When I first started teaching, my job as a reception class teacher was to get every child reading. Hearing children read was what I did most of the day. I only considered myself successful if my children became ‘free readers.’ In spite of my passion and commitment, for the first 17 years of teaching, I failed three children every year — in different schools, different catchment areas and using a wide range of different approaches. Ian, Ann and Matthew were the first of my litany of failures.
If every infant teacher was like me, committed to turning children into ‘free readers,’ we failed over 60,000 children every year in England alone. But not every teacher was like me. When I moved to Tower Hamlets in 1994, I discovered that there were many more than three children in each class who couldn’t read. My secretary, who had recently worked in a local secondary school, said that she helped many 15 year-olds read the application forms for their GCSE options every year.
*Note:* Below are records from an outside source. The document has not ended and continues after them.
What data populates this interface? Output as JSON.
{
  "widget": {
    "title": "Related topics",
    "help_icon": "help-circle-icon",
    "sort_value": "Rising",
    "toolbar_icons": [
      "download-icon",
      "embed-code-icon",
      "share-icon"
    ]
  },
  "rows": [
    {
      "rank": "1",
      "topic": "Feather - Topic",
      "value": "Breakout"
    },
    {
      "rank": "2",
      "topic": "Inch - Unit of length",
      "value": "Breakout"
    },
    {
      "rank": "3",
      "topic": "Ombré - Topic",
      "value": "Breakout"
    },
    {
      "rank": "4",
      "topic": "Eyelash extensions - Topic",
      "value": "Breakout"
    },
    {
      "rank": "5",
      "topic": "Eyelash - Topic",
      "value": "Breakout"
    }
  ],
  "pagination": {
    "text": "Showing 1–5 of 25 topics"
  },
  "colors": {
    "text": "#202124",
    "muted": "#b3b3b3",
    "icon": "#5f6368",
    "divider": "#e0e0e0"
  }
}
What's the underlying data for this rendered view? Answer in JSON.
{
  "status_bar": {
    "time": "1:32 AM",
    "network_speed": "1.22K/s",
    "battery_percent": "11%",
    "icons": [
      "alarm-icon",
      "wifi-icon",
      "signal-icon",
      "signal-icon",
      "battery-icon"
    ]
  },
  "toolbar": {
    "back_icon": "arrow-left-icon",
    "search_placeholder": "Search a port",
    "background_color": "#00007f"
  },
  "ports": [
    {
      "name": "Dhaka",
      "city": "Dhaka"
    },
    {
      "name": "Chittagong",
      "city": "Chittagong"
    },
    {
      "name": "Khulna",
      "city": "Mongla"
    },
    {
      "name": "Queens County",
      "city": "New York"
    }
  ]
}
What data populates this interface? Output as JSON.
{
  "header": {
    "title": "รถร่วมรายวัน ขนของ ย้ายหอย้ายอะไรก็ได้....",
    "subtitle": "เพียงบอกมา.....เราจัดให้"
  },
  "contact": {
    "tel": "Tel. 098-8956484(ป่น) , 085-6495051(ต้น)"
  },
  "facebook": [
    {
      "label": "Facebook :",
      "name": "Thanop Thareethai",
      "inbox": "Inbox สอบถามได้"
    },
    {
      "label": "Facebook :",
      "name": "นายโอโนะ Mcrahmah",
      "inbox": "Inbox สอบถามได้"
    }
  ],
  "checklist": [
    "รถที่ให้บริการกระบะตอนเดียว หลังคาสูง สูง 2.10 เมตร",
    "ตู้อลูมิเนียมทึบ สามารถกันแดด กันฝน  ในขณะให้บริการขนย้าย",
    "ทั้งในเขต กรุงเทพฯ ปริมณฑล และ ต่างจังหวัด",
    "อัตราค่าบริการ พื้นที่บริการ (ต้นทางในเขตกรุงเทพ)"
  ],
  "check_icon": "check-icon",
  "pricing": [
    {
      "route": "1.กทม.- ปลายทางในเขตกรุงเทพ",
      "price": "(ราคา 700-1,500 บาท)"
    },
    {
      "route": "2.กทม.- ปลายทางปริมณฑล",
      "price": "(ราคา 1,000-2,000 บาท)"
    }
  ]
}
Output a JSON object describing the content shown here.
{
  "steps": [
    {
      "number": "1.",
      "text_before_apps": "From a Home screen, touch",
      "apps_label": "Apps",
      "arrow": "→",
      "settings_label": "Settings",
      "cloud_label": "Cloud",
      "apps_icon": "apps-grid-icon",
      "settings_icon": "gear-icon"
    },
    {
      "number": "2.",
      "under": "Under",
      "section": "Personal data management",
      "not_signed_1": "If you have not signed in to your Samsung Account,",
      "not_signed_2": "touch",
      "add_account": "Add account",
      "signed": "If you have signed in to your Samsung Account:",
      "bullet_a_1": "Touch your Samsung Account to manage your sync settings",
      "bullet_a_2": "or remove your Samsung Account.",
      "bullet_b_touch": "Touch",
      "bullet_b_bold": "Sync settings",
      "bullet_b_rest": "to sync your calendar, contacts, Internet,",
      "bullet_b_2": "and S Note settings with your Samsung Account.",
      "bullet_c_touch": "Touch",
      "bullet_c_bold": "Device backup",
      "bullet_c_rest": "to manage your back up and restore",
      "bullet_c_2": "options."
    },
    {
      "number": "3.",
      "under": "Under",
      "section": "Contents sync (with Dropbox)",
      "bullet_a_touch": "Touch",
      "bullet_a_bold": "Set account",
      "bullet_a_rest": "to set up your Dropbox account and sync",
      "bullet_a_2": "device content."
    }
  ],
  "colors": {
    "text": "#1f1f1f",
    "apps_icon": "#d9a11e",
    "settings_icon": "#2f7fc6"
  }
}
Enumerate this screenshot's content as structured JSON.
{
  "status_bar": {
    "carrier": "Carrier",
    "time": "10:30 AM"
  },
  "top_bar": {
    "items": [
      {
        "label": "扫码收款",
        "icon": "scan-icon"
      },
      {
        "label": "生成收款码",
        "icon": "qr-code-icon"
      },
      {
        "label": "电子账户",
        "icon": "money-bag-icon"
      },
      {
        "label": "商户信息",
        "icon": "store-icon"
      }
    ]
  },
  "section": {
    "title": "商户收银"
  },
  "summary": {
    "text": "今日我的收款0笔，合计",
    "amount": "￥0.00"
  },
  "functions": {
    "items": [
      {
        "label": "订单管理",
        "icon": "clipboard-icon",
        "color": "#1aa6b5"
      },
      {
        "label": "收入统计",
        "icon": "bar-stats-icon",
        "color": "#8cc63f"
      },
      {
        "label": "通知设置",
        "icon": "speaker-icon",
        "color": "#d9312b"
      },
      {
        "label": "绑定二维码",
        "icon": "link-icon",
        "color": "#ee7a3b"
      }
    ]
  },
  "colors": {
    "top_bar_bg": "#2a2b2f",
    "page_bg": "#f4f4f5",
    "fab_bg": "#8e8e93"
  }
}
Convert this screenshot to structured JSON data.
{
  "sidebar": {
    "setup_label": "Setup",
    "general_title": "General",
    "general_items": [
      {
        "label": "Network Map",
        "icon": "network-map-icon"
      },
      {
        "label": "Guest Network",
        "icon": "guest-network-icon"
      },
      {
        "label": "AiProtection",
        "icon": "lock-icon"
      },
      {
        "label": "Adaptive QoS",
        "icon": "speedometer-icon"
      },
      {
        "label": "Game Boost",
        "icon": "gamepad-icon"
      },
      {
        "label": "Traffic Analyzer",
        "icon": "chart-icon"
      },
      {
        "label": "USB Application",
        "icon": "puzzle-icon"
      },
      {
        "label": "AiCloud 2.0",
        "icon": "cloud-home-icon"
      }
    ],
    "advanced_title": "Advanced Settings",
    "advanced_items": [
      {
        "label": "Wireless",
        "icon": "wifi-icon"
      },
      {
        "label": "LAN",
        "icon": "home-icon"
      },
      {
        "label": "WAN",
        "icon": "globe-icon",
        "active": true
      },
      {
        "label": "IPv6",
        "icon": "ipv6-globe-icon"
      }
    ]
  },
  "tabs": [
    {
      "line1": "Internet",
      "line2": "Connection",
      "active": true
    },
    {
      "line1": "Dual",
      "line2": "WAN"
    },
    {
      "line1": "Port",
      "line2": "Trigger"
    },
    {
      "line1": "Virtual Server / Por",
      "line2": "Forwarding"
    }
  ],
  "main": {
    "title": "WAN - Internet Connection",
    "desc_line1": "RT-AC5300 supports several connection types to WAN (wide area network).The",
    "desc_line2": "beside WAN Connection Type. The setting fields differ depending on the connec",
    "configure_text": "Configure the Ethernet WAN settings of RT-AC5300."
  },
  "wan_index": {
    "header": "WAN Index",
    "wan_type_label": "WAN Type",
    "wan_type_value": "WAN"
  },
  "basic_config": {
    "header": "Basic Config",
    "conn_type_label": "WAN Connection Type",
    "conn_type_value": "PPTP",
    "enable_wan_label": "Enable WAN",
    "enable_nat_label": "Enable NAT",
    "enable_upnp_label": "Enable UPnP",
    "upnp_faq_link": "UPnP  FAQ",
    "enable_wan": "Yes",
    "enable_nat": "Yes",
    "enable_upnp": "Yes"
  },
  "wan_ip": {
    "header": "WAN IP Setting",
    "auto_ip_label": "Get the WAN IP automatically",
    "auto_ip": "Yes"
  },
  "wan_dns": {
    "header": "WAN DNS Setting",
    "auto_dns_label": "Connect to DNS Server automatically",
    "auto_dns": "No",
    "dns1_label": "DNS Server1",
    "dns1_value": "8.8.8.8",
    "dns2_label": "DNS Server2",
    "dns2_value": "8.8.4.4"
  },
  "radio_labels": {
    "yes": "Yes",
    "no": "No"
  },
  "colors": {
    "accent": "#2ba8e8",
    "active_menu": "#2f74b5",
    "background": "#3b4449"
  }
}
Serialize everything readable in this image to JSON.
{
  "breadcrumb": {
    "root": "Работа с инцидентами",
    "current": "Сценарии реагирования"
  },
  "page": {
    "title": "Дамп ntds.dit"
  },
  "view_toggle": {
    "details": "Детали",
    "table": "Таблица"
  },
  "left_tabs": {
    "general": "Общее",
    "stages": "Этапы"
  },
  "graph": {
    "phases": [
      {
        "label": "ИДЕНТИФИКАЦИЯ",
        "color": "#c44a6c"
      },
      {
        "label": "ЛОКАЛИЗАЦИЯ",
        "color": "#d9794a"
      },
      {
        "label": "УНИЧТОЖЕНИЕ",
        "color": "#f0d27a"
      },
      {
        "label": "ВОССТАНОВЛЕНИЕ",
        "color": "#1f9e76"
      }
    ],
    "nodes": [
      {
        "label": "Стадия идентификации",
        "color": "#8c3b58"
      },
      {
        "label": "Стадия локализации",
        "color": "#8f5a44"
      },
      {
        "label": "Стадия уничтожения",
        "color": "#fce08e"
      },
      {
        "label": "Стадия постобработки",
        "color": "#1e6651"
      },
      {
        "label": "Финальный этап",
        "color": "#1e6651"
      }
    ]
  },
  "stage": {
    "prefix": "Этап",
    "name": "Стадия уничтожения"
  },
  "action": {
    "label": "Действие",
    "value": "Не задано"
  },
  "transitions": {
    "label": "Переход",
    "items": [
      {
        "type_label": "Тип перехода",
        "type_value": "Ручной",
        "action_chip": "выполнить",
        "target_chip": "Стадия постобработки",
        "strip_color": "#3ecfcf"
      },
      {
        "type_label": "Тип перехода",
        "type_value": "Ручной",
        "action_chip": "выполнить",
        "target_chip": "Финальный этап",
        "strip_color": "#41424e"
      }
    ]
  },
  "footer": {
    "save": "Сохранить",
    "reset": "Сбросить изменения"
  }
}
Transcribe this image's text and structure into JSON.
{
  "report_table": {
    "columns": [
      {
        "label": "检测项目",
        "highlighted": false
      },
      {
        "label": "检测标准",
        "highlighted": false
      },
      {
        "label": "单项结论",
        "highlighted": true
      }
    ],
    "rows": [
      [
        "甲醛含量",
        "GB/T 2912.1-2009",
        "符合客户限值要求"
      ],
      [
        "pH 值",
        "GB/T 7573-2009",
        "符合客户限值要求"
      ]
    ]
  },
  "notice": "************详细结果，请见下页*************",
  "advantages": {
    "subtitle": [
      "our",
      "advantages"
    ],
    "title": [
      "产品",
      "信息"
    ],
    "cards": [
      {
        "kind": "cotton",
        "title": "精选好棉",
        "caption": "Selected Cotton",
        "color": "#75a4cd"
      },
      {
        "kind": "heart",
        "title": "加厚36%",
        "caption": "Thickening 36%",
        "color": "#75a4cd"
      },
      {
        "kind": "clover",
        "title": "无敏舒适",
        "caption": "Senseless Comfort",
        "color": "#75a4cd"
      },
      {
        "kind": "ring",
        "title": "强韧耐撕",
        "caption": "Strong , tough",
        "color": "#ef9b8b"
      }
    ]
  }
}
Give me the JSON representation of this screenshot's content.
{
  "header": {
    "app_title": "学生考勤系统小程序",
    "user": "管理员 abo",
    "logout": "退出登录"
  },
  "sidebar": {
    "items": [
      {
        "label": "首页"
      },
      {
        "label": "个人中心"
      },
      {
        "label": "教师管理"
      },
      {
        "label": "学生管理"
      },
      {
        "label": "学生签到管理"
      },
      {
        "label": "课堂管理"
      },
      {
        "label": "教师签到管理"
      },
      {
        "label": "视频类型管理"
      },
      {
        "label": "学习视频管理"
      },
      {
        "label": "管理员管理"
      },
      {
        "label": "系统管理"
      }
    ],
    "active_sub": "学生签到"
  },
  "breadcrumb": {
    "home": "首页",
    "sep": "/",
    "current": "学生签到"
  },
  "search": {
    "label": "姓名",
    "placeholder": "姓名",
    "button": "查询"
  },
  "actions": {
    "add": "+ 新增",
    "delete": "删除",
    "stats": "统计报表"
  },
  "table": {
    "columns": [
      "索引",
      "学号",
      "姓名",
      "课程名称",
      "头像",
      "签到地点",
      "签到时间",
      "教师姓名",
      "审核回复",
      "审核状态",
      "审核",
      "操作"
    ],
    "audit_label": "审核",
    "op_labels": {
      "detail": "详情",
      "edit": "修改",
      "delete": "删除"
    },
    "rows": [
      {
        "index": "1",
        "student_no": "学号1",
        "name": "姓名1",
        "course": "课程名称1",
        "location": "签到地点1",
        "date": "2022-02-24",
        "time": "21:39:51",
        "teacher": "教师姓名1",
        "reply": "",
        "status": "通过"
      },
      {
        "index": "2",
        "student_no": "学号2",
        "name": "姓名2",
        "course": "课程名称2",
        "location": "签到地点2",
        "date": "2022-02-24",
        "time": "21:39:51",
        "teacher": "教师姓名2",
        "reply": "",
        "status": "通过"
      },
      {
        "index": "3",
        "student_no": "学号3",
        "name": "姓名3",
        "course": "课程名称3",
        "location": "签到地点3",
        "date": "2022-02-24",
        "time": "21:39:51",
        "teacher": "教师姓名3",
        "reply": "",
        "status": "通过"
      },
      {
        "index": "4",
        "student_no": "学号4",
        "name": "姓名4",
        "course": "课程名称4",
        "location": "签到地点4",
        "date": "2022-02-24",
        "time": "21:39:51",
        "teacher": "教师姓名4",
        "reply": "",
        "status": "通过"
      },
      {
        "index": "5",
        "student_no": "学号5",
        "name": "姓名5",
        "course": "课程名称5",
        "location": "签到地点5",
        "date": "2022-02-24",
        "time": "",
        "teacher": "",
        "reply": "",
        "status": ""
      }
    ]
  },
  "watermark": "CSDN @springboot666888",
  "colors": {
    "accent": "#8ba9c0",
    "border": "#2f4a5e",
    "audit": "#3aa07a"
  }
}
Fortunately for the children in my brand new Tower Hamlets school, I worked out what it really took to get them all to read and write. I made a promise to their parents that we wouldn’t fail a single child. I hope that someone else has helped Ian, Ann and Matthew learn to read because reading matters. As Michael Morpurgo says, “Reading is the one ability, that once set in motion, has the ability to feed itself, grow exponentially and provide a basis from which possibilities are limitless.”
Put simply, children who choose to read a lot at home do well at school. They read in two days what Ian, Ann and Matthew probably read in a year. It’s the ‘once set in motion’ part of the quote that’s the most critical. Only the children who can read, do read. Only the children who do read have access to new words, new worlds and new ideas. Only these children acquire an extensive vocabulary, appreciate diverse English spelling, and enjoy thinking about the best word to use for the greatest impact in their writing. And, only these children gain new knowledge every day for themselves. Good readers learn more: the more they know, the easier it is for them to learn.
Given the pull on children’s time from TV, ipads and computers we need to be better at storytelling than we’ve ever been before. We need to choose the best authors to help us. What we read to them today, they might choose to read for themselves tomorrow. Don’t beg children to take books home. Don’t test them on their home reading. If we’re clever, we’ll show them how much we love the stories we read aloud so they’ll beg us to let them borrow the books.
Everyone knows that reading closes the gap between children from different backgrounds. It’s the one thing that matters the most. And as Jeanette Winterson says, “Teach a child to read and keep that child reading and you will change everything. And I mean everything.”
If all headteachers make the teaching of reading their avowed core purpose, we will change everything, for every child.